THE industrial city of Kassel, Germany, is off the tourist track, and its art museum has only 60,000 visitors a year (as against 200,000 each for Munich and Cologne). Yet Kassel's Gemaeldegalerie can boast of one of the world's most brilliant collections of early German and Flemish paintings, topped by no fewer than 19 Rembrandts. Kassel can thank the art-loving Landgrave Wilhelm VIII, who ruled Hesse from 1751 to 1760. As a youth, Wilhelm did military service in the Low Countries, fell in love with Flemish art, and got in the habit of collecting it. Wilhelm's finest trophy was Jacob Blessing the Sons of Joseph, which Rembrandt painted in 1656, the year of his financial collapse and the beginning of his happy fall from worldly fame.

He had made his success with portraits, but Rembrandt preferred to paint religious subjects, which failed to interest Calvinist Amsterdam. Before his death, Rembrandt devoted 600 known drawings, 80 etchings and 160 paintings to Biblical subjects. Living with his common-law wife, Hendrickje Stoffels, and his ailing son Titus in a ghetto garret, pitied by some and scorned by others, the fat old man was working joyfully, devotedly and profoundly for the ages. Among his inspirations was the warm and simple faith of the Mennonites. who taught direct recourse to the Bible, and the mystical writings of Jacob Boehme, who constantly employed the symbolism of light for good and darkness for evil. Some scholars maintain that Rembrandt's characteristic and unsurpassed dramatic interplay of light and shadow stems from Boehme.
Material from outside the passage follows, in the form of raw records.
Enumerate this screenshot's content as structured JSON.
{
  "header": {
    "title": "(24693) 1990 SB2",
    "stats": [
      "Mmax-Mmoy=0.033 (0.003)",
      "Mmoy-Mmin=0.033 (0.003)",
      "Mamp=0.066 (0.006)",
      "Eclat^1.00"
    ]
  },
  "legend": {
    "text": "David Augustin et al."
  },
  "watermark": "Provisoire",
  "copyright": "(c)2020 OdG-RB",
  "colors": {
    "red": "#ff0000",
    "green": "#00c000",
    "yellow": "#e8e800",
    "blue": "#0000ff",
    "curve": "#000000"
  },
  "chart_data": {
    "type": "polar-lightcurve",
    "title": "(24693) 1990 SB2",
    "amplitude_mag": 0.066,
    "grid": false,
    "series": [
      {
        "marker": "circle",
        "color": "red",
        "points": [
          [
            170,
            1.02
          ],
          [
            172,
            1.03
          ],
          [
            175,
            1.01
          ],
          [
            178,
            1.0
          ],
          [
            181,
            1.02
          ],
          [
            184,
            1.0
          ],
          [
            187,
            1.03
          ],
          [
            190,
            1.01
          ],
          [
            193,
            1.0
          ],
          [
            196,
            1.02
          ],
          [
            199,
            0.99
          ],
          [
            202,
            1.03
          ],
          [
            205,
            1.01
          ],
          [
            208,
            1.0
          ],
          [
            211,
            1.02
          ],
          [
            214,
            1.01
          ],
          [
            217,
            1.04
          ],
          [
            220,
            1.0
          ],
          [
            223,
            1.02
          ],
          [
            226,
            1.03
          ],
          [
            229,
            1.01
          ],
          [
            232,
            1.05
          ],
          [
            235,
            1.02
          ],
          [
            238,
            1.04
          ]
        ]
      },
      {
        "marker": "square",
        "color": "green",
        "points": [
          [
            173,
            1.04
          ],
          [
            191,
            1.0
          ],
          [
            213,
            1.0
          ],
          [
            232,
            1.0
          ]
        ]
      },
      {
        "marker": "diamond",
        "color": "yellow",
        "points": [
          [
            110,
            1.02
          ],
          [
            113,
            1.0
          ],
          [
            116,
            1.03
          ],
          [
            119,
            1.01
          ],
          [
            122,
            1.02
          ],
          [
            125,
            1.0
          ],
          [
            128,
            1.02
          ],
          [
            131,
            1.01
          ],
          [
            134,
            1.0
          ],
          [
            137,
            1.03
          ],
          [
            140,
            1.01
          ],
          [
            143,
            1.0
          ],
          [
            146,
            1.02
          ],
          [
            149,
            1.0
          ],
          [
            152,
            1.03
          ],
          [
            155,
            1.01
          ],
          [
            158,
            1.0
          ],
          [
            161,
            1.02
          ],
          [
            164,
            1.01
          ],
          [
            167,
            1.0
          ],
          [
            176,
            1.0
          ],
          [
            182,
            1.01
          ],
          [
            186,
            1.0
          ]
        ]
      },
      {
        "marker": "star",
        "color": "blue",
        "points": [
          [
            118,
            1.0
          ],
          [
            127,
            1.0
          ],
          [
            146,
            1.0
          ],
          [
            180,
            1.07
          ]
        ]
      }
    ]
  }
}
In Jacob's Blessing, light seems actually to shine from the dying patriarch. Summoned to his father's deathbed, Joseph has brought with him his two sons and his Egyptian wife Asenath, who is the mother of Ephraim, the younger son. Jacob blesses his grandsons, thus adopting them in effect and admitting them to the tribes of Israel. But against all custom, he is inspired to bless Ephraim first. Joseph gently tries to guide the patriarch's hand to the head of Manasseh, explaining that he is the elder. Jacob, filled with prophetic spirit, replies (Genesis 48:19): "I know it. my son, I know it: he also shall become a people and he also shall be great: but truly his younger brother shall be greater than he, and his seed shall become a multitude of nations." In Christian tradition, this solemn and mysterious scene foreshadows the eventual triumph of Christianity, symbolized by Ephraim, so Rembrandt makes the boy's hands form a cross.

With his genius for making light and darkness speak, Rembrandt surrounds the entire scene with a deathly shadow, concentrates the light mainly in Jacob as that moment's vessel of God's will, and then makes it leap and pour goldenly past the dark head and hurt eyes of Manasseh upon fair-haired Ephraim, who shines like his grandfather.